You might think a religious Israeli teen with cancer was a terrorist from the way he being forced into cuffs to undergo chemotherapy, which he is very publicly refusing. The case has kicked up a media firestorm and Yedioth offer two differing perspectives on the matter.
One commentator, Merav Batito, appeals to 16-year-old’s religious sensitivities and says the Torah sanctifies life and so he must also fight to live without any fear of transgression.
The second, Yigal Sarna, writes that it’s not a religious matter, but one of choice, and the youth’s choice should be respected.

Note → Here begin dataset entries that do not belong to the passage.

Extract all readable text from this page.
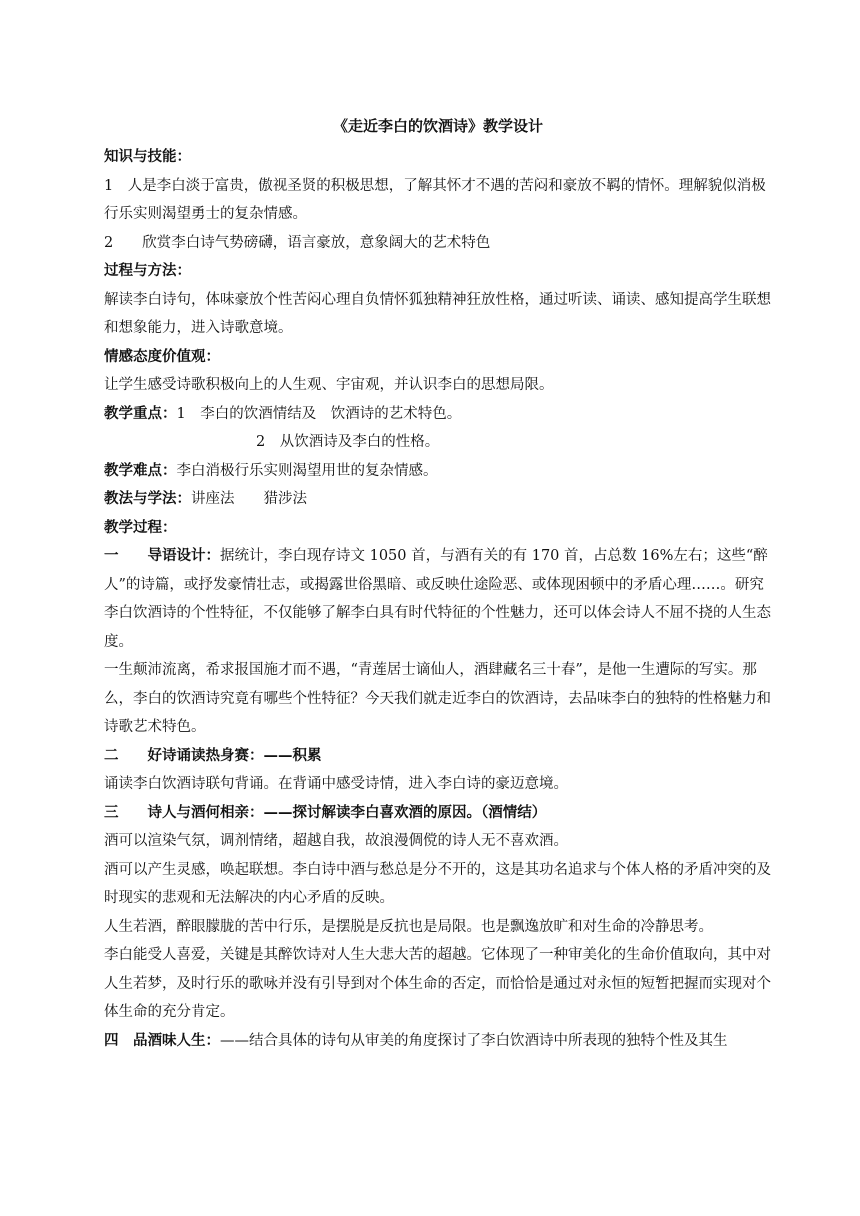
《走近李白的饮酒诗》教学设计
知识与技能：
1　人是李白淡于富贵，傲视圣贤的积极思想，了解其怀才不遇的苦闷和豪放不羁的情怀。理解貌似消极行乐实则渴望勇士的复杂情感。
2　　欣赏李白诗气势磅礴，语言豪放，意象阔大的艺术特色
过程与方法：
解读李白诗句，体味豪放个性苦闷心理自负情怀狐独精神狂放性格，通过听读、诵读、感知提高学生联想和想象能力，进入诗歌意境。
情感态度价值观：
让学生感受诗歌积极向上的人生观、宇宙观，并认识李白的思想局限。
教学重点：1　李白的饮酒情结及　饮酒诗的艺术特色。
2　从饮酒诗及李白的性格。
教学难点：李白消极行乐实则渴望用世的复杂情感。
教法与学法：讲座法　　猎涉法
教学过程：
一　　导语设计：据统计，李白现存诗文 1050 首，与酒有关的有 170 首，占总数 16%左右；这些“醉人”的诗篇，或抒发豪情壮志，或揭露世俗黑暗、或反映仕途险恶、或体现困顿中的矛盾心理……。研究李白饮酒诗的个性特征，不仅能够了解李白具有时代特征的个性魅力，还可以体会诗人不屈不挠的人生态度。
一生颠沛流离，希求报国施才而不遇，“青莲居士谪仙人，酒肆藏名三十春”，是他一生遭际的写实。那么，李白的饮酒诗究竟有哪些个性特征？今天我们就走近李白的饮酒诗，去品味李白的独特的性格魅力和诗歌艺术特色。
二　　好诗诵读热身赛：——积累
诵读李白饮酒诗联句背诵。在背诵中感受诗情，进入李白诗的豪迈意境。
三　　诗人与酒何相亲：——探讨解读李白喜欢酒的原因。（酒情结）
酒可以渲染气氛，调剂情绪，超越自我，故浪漫倜傥的诗人无不喜欢酒。
酒可以产生灵感，唤起联想。李白诗中酒与愁总是分不开的，这是其功名追求与个体人格的矛盾冲突的及时现实的悲观和无法解决的内心矛盾的反映。
人生若酒，醉眼朦胧的苦中行乐，是摆脱是反抗也是局限。也是飘逸放旷和对生命的冷静思考。
李白能受人喜爱，关键是其醉饮诗对人生大悲大苦的超越。它体现了一种审美化的生命价值取向，其中对人生若梦，及时行乐的歌咏并没有引导到对个体生命的否定，而恰恰是通过对永恒的短暂把握而实现对个体生命的充分肯定。
四　品酒味人生：——结合具体的诗句从审美的角度探讨了李白饮酒诗中所表现的独特个性及其生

“He is courageous in the fullest meaning of the word. We aren’t talking about someone who wants to kill himself because of unrequited love. For someone like that I would do everything to prevent him from taking his life, knowing that better things for him lie ahead,” he writes. “But this ultra-Orthodox youth already drank from the torments of chemotherapy and returned to life, and now he’s discovered that the disease has returned. This is the time when a man is made to choose, knowing already what lies ahead, if he chooses to fight or put an end to it. The youth has decided to die in his home under the umbrella of prayer. It’s not him that’s taking his life, but others, they are taking his life. They are afraid of death and want to place upon him their fears and rules. And so I tell them: don’t be afraid, go on your way.”